As mentioned during the deliberations on Sunday, IITians have also decided to work at dismantling the license raj in education and setting up a private credit rating agency to rank engineering and other higher education institutes, while working towards a broader aim of increasing faculty salaries significantly, added Nair. Some alumni were of the opinion that change had to take place from the primary education level. The PanIIT group has therefore recommended to the seven IITs that their students be given credits for training school teachers during their summer holidays.
To scale up the Right To Information campaign, IITians will also lobby for including civilians in an auditing process on RTI. Impressed by a move to install a special phone line in Bihar that allows citizens to register RTI requests for Rs 11, IITians will also work towards scaling it up in other states. Some other IITians have also pledged to adopt villages, and work in the areas of renewable energy and water supply.
Sanjay Ubale, secretary (special projects) assured the IITians that he would work as a nodal point for all the assistance IITians required from the Maharashtra government.
Today, an IIT degree is held in the same reverence in the US as one from MIT or Caltech. The next step is for IITians in India and IITians abroad to strengthen their bonds at events such as this month's conference in Mumbai to help combine their intellectual talents, resources and skills to help each other expand into each other's markets.

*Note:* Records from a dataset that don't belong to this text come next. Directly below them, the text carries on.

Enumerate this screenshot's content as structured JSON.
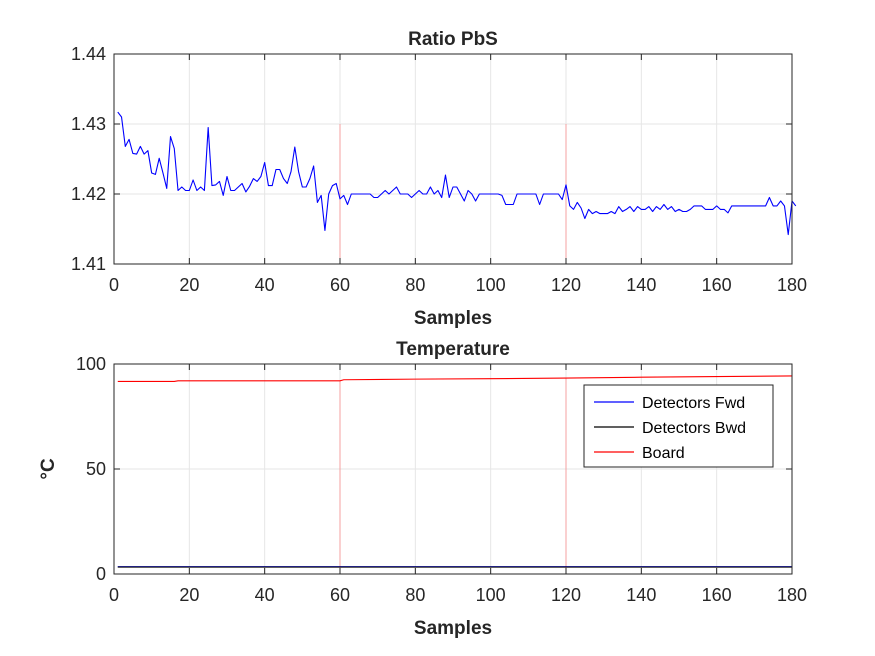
{
  "chart_data": [
    {
      "type": "line",
      "title": "Ratio PbS",
      "xlabel": "Samples",
      "ylabel": "",
      "xlim": [
        0,
        180
      ],
      "ylim": [
        1.41,
        1.44
      ],
      "xticks": [
        0,
        20,
        40,
        60,
        80,
        100,
        120,
        140,
        160,
        180
      ],
      "yticks": [
        1.41,
        1.42,
        1.43,
        1.44
      ],
      "ytick_labels": [
        "1.41",
        "1.42",
        "1.43",
        "1.44"
      ],
      "grid": true,
      "markers": [
        {
          "x": 60,
          "y_range": [
            1.41,
            1.43
          ],
          "color": "#f4a0a0"
        },
        {
          "x": 120,
          "y_range": [
            1.41,
            1.43
          ],
          "color": "#f4a0a0"
        },
        {
          "x": 180,
          "y_range": [
            1.41,
            1.43
          ],
          "color": "#f4a0a0"
        }
      ],
      "series": [
        {
          "color": "#0000ff",
          "values": [
            1.4317,
            1.431,
            1.4268,
            1.4278,
            1.4258,
            1.4257,
            1.4268,
            1.4257,
            1.4262,
            1.423,
            1.4228,
            1.4251,
            1.423,
            1.4208,
            1.4282,
            1.4265,
            1.4205,
            1.421,
            1.4205,
            1.4205,
            1.422,
            1.4205,
            1.421,
            1.4205,
            1.4295,
            1.4212,
            1.4213,
            1.4218,
            1.4198,
            1.4225,
            1.4205,
            1.4205,
            1.421,
            1.4215,
            1.4203,
            1.4211,
            1.4222,
            1.4218,
            1.4225,
            1.4245,
            1.4212,
            1.4212,
            1.4235,
            1.4235,
            1.4222,
            1.4215,
            1.4232,
            1.4267,
            1.4232,
            1.421,
            1.421,
            1.4222,
            1.424,
            1.4188,
            1.4198,
            1.4148,
            1.42,
            1.4212,
            1.4215,
            1.4193,
            1.4198,
            1.4185,
            1.42,
            1.42,
            1.42,
            1.42,
            1.42,
            1.42,
            1.4195,
            1.4195,
            1.42,
            1.4205,
            1.42,
            1.4205,
            1.421,
            1.42,
            1.42,
            1.42,
            1.4195,
            1.42,
            1.4205,
            1.42,
            1.42,
            1.421,
            1.42,
            1.4205,
            1.4195,
            1.4227,
            1.4195,
            1.421,
            1.421,
            1.42,
            1.419,
            1.4205,
            1.42,
            1.419,
            1.42,
            1.42,
            1.42,
            1.42,
            1.42,
            1.42,
            1.4198,
            1.4185,
            1.4185,
            1.4185,
            1.42,
            1.42,
            1.42,
            1.42,
            1.42,
            1.42,
            1.4185,
            1.42,
            1.42,
            1.42,
            1.42,
            1.42,
            1.4192,
            1.4213,
            1.4183,
            1.4178,
            1.4188,
            1.418,
            1.4165,
            1.4178,
            1.4172,
            1.4175,
            1.4172,
            1.4172,
            1.4172,
            1.4175,
            1.4172,
            1.4182,
            1.4175,
            1.4178,
            1.4182,
            1.4175,
            1.4182,
            1.4178,
            1.4178,
            1.4182,
            1.4175,
            1.4182,
            1.4178,
            1.4185,
            1.4178,
            1.4182,
            1.4175,
            1.4178,
            1.4175,
            1.4175,
            1.4178,
            1.4183,
            1.4183,
            1.4183,
            1.4178,
            1.4178,
            1.4178,
            1.4183,
            1.4178,
            1.4178,
            1.4173,
            1.4183,
            1.4183,
            1.4183,
            1.4183,
            1.4183,
            1.4183,
            1.4183,
            1.4183,
            1.4183,
            1.4183,
            1.4195,
            1.4183,
            1.4183,
            1.419,
            1.4183,
            1.4142,
            1.419,
            1.4183
          ]
        }
      ]
    },
    {
      "type": "line",
      "title": "Temperature",
      "xlabel": "Samples",
      "ylabel": "°C",
      "xlim": [
        0,
        180
      ],
      "ylim": [
        0,
        100
      ],
      "xticks": [
        0,
        20,
        40,
        60,
        80,
        100,
        120,
        140,
        160,
        180
      ],
      "yticks": [
        0,
        50,
        100
      ],
      "ytick_labels": [
        "0",
        "50",
        "100"
      ],
      "grid": true,
      "legend_position": "top-right",
      "markers": [
        {
          "x": 60,
          "y_range": [
            0,
            92
          ],
          "color": "#f4a0a0"
        },
        {
          "x": 120,
          "y_range": [
            0,
            93.5
          ],
          "color": "#f4a0a0"
        },
        {
          "x": 180,
          "y_range": [
            0,
            94.3
          ],
          "color": "#f4a0a0"
        }
      ],
      "series": [
        {
          "name": "Detectors Fwd",
          "color": "#0000ff",
          "x": [
            1,
            180
          ],
          "values": [
            3.5,
            3.5
          ]
        },
        {
          "name": "Detectors Bwd",
          "color": "#000000",
          "x": [
            1,
            180
          ],
          "values": [
            3.3,
            3.3
          ]
        },
        {
          "name": "Board",
          "color": "#ff0000",
          "x": [
            1,
            16,
            17,
            60,
            61,
            80,
            100,
            120,
            140,
            160,
            180
          ],
          "values": [
            91.7,
            91.7,
            92.0,
            92.0,
            92.5,
            92.8,
            93.0,
            93.3,
            93.7,
            94.0,
            94.3
          ]
        }
      ]
    }
  ]
}
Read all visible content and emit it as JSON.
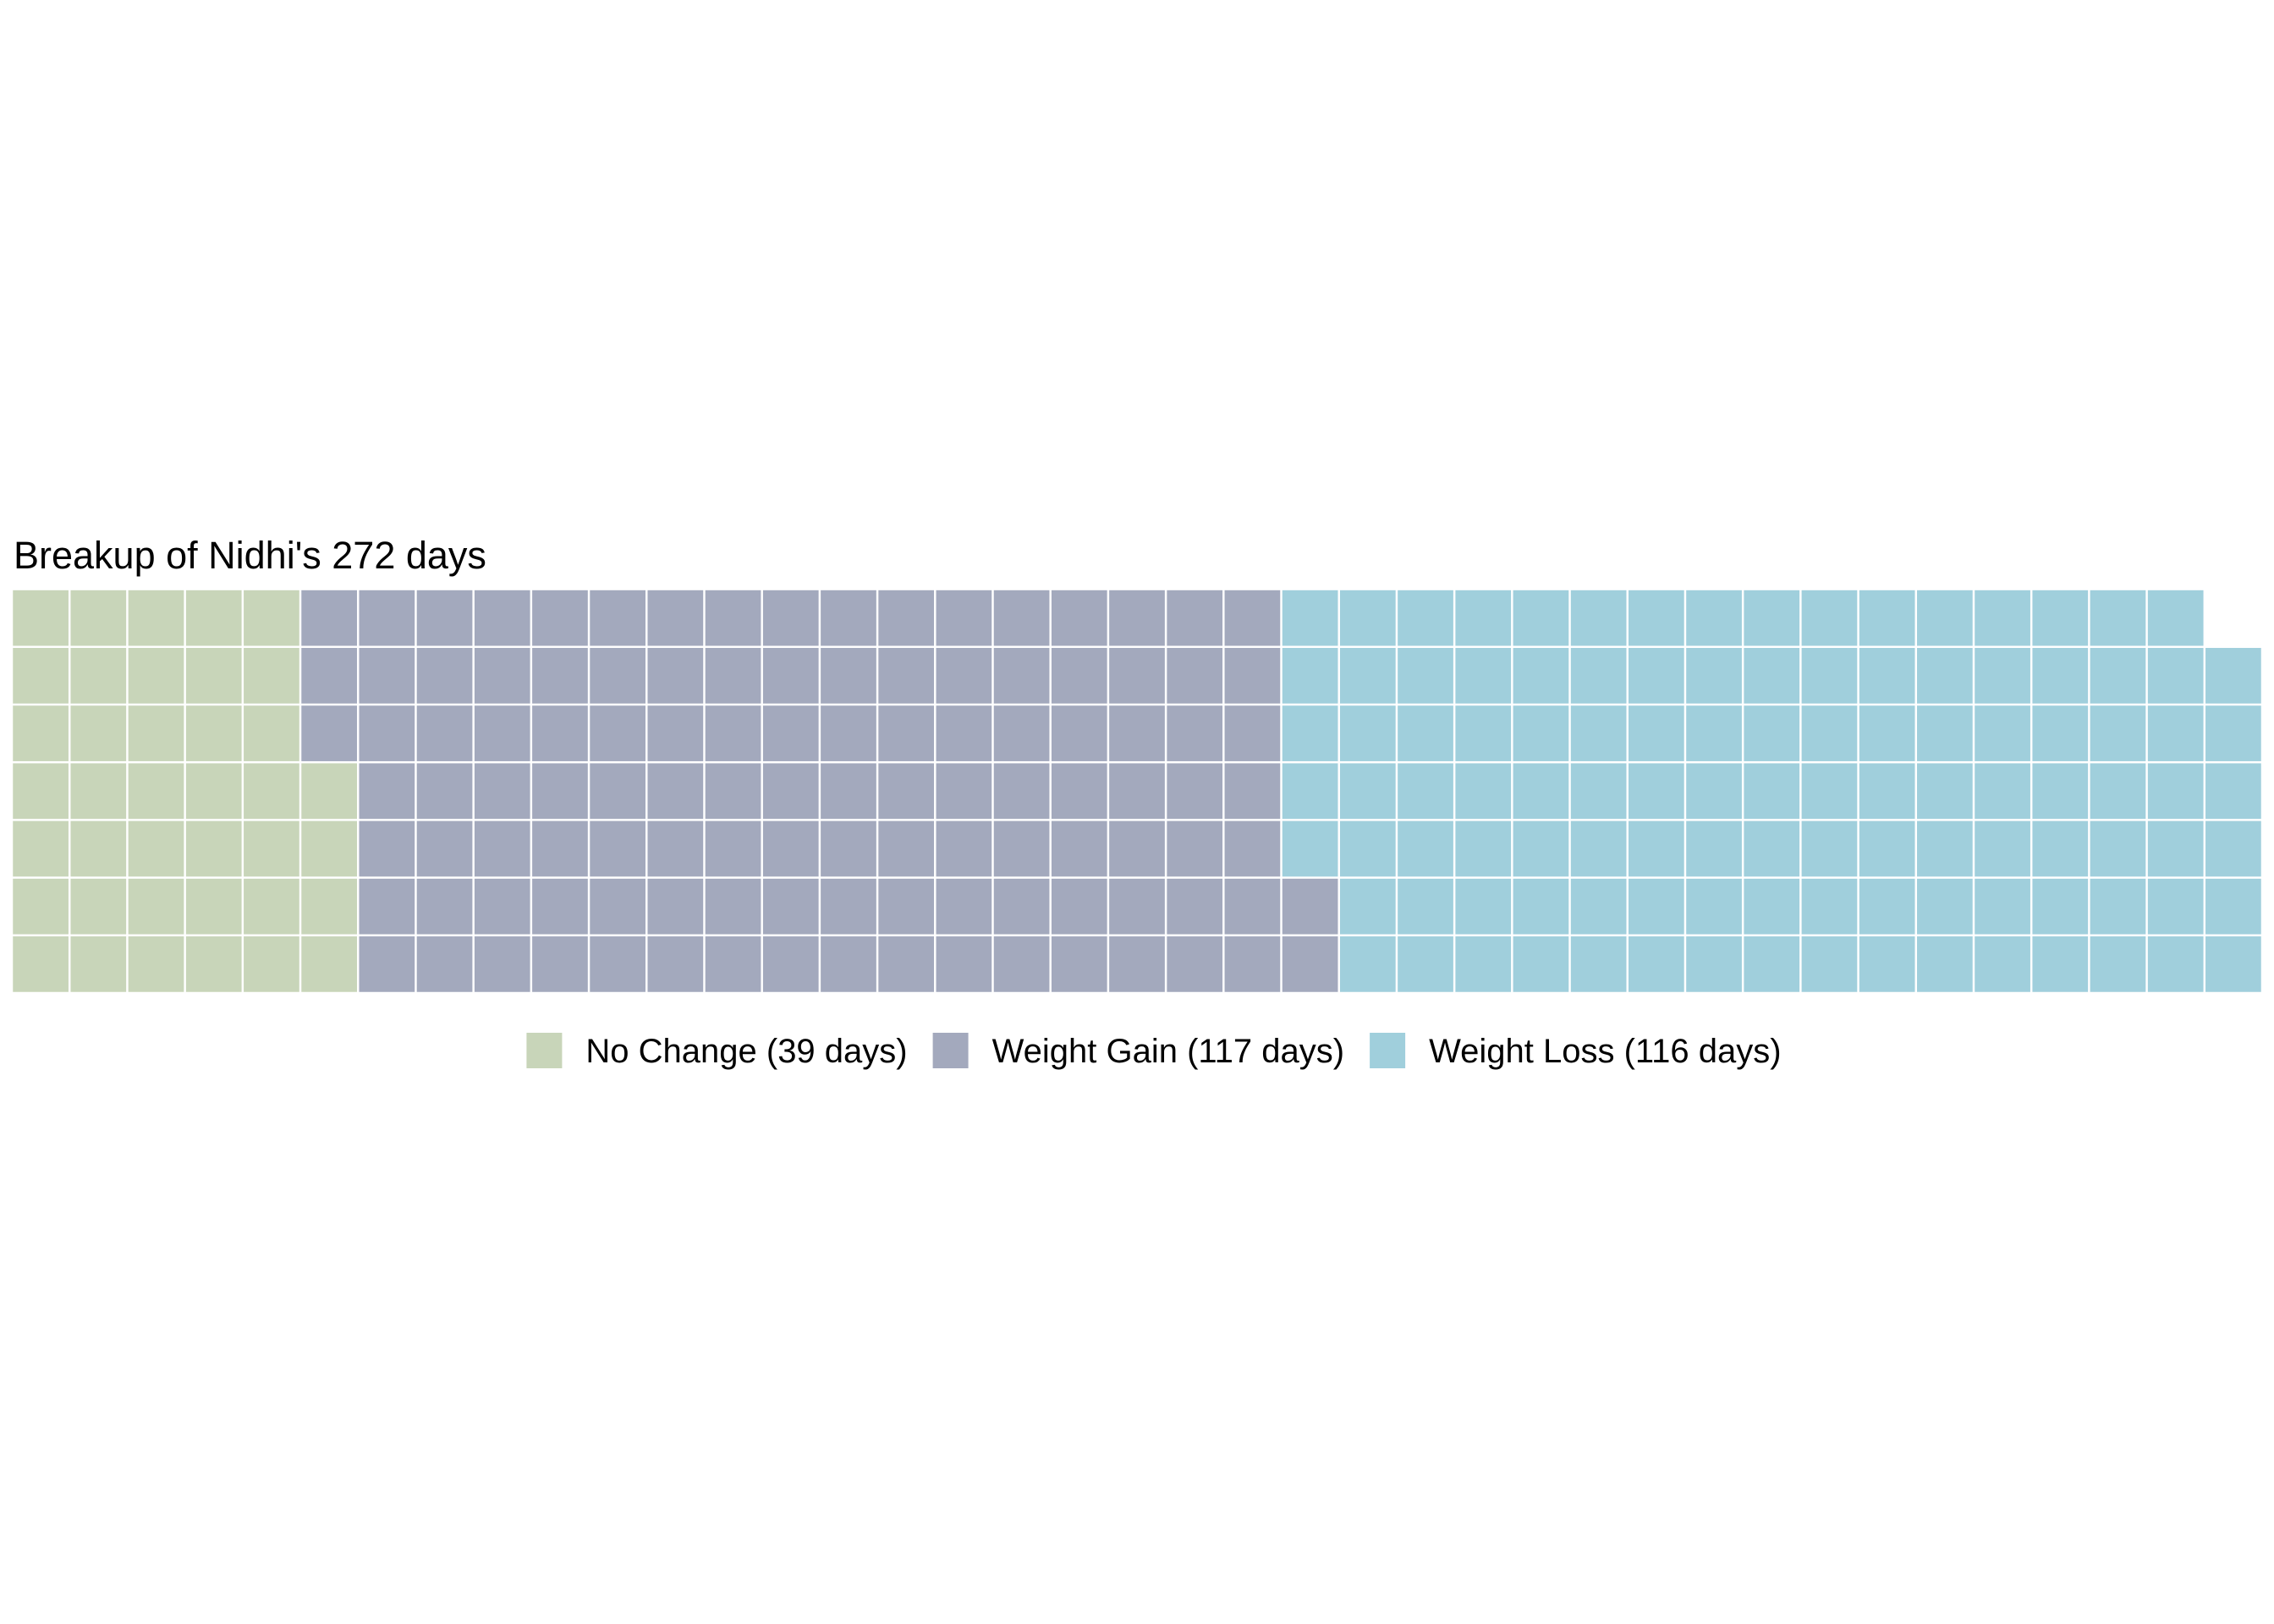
{
  "chart_data": {
    "type": "waffle",
    "title": "Breakup of Nidhi's 272 days",
    "rows": 7,
    "fill_order": "column-major, top to bottom within each column",
    "legend_position": "bottom",
    "categories": [
      {
        "name": "No Change (39 days)",
        "value": 39,
        "color": "#c8d5b9"
      },
      {
        "name": "Weight Gain (117 days)",
        "value": 117,
        "color": "#a3a9bd"
      },
      {
        "name": "Weight Loss (116 days)",
        "value": 116,
        "color": "#a0cfdc"
      }
    ],
    "total": 272
  }
}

One can imagine IIT alumni abroad enhancing opportunities for their businesses by partnering with Indian companies led by IITians here, and vice-versa.
Such "IIT alumni to IIT alumni trade" could apply to many industries and even to higher education, where IIT alumni professors from Indian institutions and those attending from abroad can plan to exchange students and faculty and collaborate across borders on research.

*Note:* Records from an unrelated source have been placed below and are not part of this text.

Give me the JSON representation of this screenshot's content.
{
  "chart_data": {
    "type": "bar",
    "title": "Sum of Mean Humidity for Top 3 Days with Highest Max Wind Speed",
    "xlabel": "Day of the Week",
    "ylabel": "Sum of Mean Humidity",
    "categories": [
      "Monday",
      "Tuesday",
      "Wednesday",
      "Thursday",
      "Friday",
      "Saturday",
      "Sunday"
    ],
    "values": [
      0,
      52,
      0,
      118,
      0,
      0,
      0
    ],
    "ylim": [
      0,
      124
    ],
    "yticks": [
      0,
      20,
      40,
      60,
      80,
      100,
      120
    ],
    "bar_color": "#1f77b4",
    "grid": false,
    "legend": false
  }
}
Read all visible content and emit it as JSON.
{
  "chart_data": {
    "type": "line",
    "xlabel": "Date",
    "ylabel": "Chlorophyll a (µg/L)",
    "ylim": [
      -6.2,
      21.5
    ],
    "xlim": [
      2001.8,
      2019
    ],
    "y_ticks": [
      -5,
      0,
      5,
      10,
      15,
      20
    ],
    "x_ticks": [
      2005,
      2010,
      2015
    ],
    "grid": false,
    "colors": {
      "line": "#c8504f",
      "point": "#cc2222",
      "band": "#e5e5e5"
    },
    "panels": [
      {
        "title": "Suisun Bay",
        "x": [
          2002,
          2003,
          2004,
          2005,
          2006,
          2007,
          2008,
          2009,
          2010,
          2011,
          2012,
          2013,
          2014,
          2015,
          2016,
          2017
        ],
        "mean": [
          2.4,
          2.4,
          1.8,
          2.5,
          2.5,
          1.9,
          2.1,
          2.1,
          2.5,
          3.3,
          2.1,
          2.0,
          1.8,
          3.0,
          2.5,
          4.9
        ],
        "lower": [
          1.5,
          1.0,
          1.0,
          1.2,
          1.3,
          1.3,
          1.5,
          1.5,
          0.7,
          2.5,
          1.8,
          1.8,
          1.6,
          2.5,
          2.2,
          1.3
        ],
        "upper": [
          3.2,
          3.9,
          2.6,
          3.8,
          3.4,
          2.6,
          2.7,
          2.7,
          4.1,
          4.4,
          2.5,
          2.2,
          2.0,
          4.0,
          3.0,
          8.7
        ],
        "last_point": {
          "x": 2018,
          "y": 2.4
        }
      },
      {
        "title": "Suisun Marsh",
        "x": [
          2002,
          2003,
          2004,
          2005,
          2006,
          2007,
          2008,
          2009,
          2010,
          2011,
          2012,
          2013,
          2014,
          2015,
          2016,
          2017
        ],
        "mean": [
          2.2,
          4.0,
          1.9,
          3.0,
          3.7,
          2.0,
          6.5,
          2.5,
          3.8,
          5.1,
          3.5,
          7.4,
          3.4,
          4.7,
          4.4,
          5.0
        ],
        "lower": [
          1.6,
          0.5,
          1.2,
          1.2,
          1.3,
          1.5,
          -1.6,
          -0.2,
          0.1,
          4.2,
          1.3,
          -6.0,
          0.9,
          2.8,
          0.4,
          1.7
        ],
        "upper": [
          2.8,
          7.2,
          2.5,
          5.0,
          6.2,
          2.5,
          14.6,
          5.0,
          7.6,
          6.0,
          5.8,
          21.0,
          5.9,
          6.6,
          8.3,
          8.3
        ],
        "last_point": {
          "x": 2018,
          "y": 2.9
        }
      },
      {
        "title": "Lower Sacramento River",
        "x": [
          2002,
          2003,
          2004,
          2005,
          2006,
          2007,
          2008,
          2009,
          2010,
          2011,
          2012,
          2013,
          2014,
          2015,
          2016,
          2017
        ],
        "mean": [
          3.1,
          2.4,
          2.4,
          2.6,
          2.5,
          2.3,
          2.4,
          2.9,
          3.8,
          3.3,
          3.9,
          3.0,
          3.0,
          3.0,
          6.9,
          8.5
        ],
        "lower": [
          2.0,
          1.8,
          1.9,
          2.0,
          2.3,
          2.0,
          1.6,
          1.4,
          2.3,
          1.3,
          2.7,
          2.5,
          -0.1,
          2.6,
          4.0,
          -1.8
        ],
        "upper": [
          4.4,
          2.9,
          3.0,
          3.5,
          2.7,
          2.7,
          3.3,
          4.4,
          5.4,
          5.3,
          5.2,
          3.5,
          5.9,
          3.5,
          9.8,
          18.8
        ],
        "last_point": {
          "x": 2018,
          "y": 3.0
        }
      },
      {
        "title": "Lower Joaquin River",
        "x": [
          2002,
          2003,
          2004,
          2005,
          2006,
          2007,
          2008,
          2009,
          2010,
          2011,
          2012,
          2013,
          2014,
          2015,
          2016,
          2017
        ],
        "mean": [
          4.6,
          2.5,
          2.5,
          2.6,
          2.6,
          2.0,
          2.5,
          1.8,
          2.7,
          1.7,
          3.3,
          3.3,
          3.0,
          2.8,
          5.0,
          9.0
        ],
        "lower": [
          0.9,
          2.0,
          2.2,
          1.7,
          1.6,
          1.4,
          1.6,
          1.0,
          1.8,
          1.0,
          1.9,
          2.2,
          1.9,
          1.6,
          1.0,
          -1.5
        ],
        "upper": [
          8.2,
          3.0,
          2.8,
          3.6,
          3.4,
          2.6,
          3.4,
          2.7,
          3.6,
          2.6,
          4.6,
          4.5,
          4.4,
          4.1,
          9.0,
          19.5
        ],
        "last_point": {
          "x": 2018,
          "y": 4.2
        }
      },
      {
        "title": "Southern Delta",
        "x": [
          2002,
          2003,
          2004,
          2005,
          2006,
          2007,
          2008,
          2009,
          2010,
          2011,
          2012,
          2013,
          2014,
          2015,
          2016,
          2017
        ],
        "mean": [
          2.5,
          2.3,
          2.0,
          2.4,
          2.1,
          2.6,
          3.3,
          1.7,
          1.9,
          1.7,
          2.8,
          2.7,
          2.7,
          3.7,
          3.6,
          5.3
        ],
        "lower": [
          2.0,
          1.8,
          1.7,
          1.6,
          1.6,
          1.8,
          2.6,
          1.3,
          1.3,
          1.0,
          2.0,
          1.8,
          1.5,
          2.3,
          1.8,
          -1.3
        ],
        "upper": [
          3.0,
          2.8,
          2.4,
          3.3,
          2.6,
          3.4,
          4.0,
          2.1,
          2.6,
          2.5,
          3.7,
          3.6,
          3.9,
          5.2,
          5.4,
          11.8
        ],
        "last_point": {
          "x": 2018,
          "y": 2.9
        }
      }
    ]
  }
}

IITians should take advantage of events like this one in Mumbai and other IIT events which are now being held globally with increasing frequency (such as the meetings planned for California in the summer and in Tokyo next fall) to pursue such collaboration.

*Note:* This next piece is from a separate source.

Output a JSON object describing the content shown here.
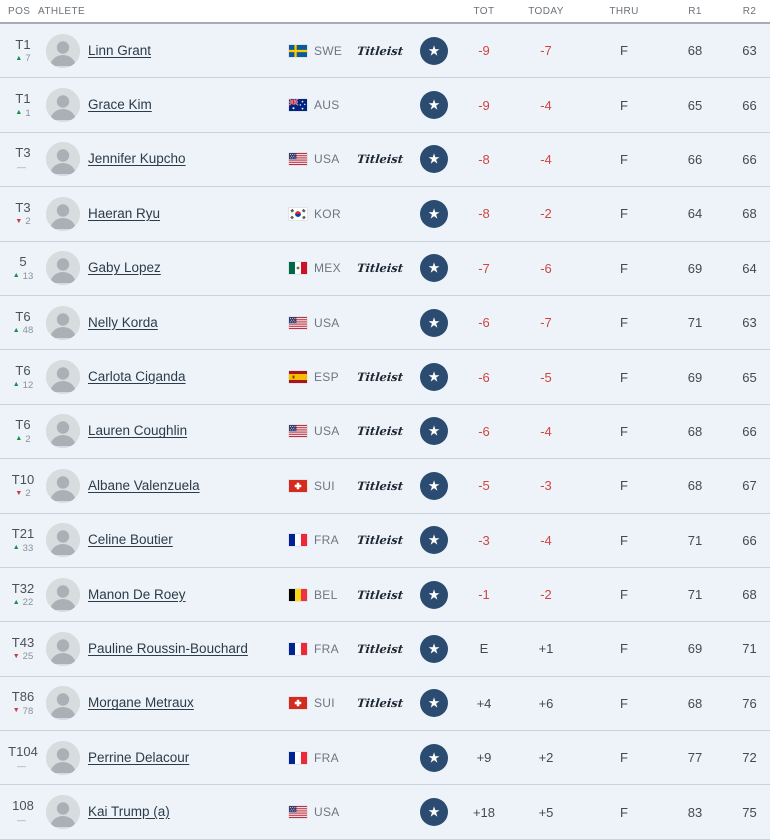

India's extraordinary emergence in new-age industries — software, Information Technology and Business Process Outsourcing — is the indirect result of Jawaharlal Nehru's faith in scientific education.
Nehru left India with the world's second-largest pool of trained scientists and engineers, integrated into the global intellectual system, to a degree without parallel outside the developed West.
His legacy is not one we can afford to be complacent about. After all, the roots of Indian science and technology go far deeper than Nehru.
The Rig Veda asserted that gravitation held the universe together 24 centuries before the apple fell on Newton's head.
The Vedic civilisation subscribed to the idea of a spherical earth at a time when everyone else, even the Greeks, assumed the earth was flat.
And yet, we lost the global lead in science and technology for over a millennium. This New Year's, it is time to resolve that we will never allow ourselves to slip behind again.
That will require resources — serious money for research, world-class lab facilities. But above all it will require one commodity India is not short of — brains (and the determination to use them).
"Brand IIT" has shown the way. In 2007, we must start to scale this up to the point where one day "Brand India" becomes synonymous not with cheap products or services but with the highest standards of scientific and technological excellence.